Pas de contradiction, là, donc, non plus d’ailleurs qu’entre le profane et le spirituel, le sexuel et le sacré dans les poèmes de « Gambolling with the Divine » (Gambades avec le divin).
Chanter, faire musique, oui.
Dès le début de ma carrière de poète, j’ai refusé de me couler dans l’idiome prévalant dans la poésie nord-américaine canadienne. Ayant vécu quarante ans au Sri Lanka, et toute ma jeunesse à l’époque de la colonisation, j’ai été nourri, comme je l’ai expliqué plus haut, de littérature britannique et me suis épris de toute la tradition de la poésie lyrique. Le pentamètre de Shakespeare chantait à mes oreilles ; Gerald Manley Hopkins, Dylan Thomas me convainquirent de la beauté absolue des sonorités et de la mélodie dans la poésie.
J’ai toujours eu la passion du langage ; j’ai essayé de mon mieux, parfois récompensé par des réussites, tantôt en bute à l’échec, de suivre le conseil que donne Bernard Malamud à l’écrivain, de « faire que sa plume change la pierre en éclat de soleil, le langage en flamme. »

Yves Ughes :
Parallèlement, ces objets éclatent, et ces éléments usuels font l’objet de véritables émerveillements, comme dans cette Elégie pour une orange : Membre après membre, je te goûte/ne te voulant que/dans l’orgasme de la langue/à ta mort, que le soleil a mûrie. Antonin Artaud écrivait qu’ « un homme ne se possède que par éclaircie ». Attribuez-vous à la poésie cette mission d’éclaircie ? L’écriture serait donc la culture de L’homme-soleil ?

Rienzi Crusz
:
Il est rare qu’un poème soit écrit en dehors de tout contexte ; il y a toujours une corrélation entre le récit, le style, le ton du poème et le cours de la vie du poète. La figure de l’Homme-soleil se manifeste donc dans le processus de l’écriture et l’élaboration finale de chacun de ses poèmes. Chez une personnalité portée vers le mouvement dramatique, la passion, l’intensité, et le décor exotique, les poèmes prennent les couleurs de l’existence, se font récits de survie, réverbèrent la face du soleil en plein midi.
D’où une vie de souffrance, de combat, de déchirement, une vie vécue selon la formule de Pablo Neruda : « Pénétrons dans la cendre,/ suivons la fumée,/ vivons près du feu. » Ainsi s’exprime clairement la fonction thérapeutique de la poésie.

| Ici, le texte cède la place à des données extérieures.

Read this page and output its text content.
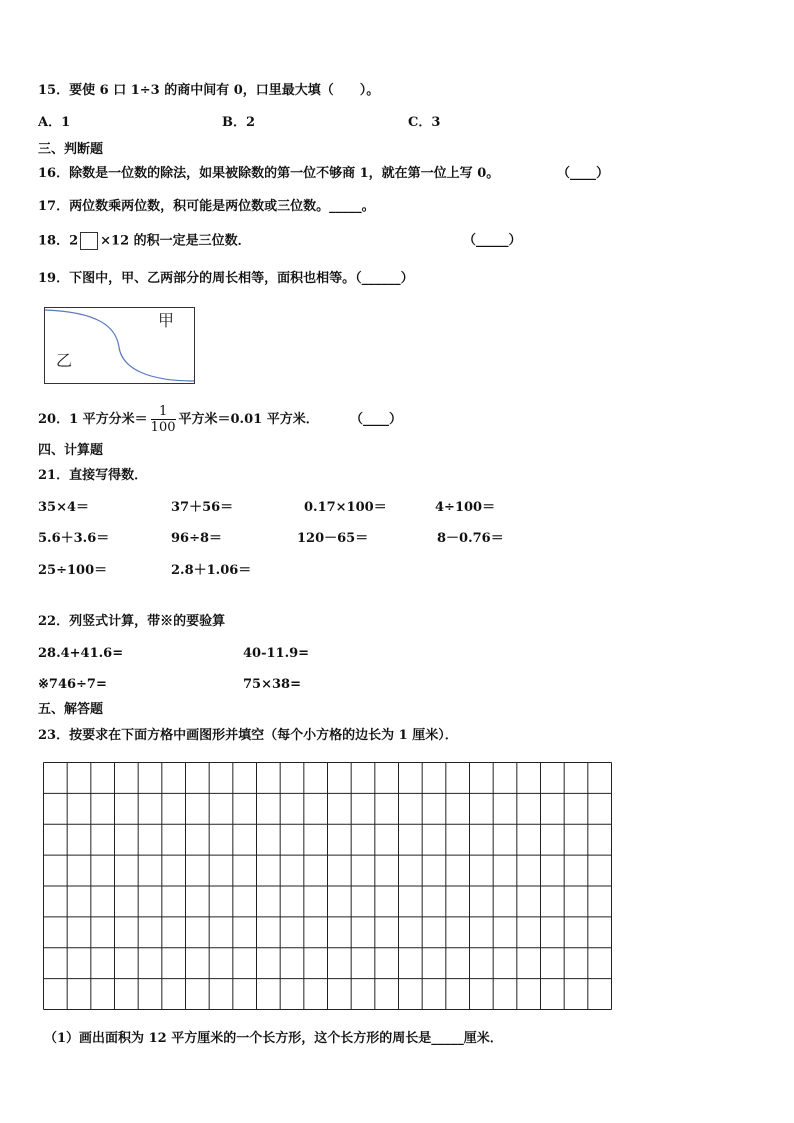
15．要使 6 口 1÷3 的商中间有 0，口里最大填（　　）。
A．1	B．2	C．3
三、判断题
16．除数是一位数的除法，如果被除数的第一位不够商 1，就在第一位上写 0。	（____）
17．两位数乘两位数，积可能是两位数或三位数。_____。
18．2 ×12 的积一定是三位数．	（_____）
19．下图中，甲、乙两部分的周长相等，面积也相等。（______）
甲
乙
20．1 平方分米＝ $\frac{1}{100}$ 平方米＝0.01 平方米． （____）
四、计算题
21．直接写得数．
35×4＝	37＋56＝	0.17×100＝	4÷100＝
5.6＋3.6＝	96÷8＝	120－65＝	8－0.76＝
25÷100＝	2.8＋1.06＝
22．列竖式计算，带※的要验算
28.4+41.6=	40-11.9=
※746÷7=	75×38=
五、解答题
23．按要求在下面方格中画图形并填空（每个小方格的边长为 1 厘米）．
（1）画出面积为 12 平方厘米的一个长方形，这个长方形的周长是_____厘米．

Les poèmes de l’Homme-Soleil, la nature de son écriture poétique, la création d’un langage, les élans métaphoriques, les rythmes bien marqués, les accents élégiaques : tout cela compose cette musique dont parlait Yves Bonnefoy. La musique de l’homme-soleil évoque davantage les battements forts et les éclats métalliques de Heavy Metal que la musique romantique !
Quant à la violence, la passion intense, la sensualité effrénée qui s’exprime dans le poème Élégie pour une orange, elle illustre bien la visée poétique de l’Homme Soleil : un emploi franc, direct, passionné des mots, non pas les ombres évanescentes du crépuscule, mais le soleil de midi ; qui ne se murmure pas, mais qui brille dans les conversations à voix forte des gens de ce pays. Ce n’est pas la voix de la colère rentrée, mais l’expression dramatique des sentiments ; c’est la voix qui chante la blessure sans se soucier de la guérison.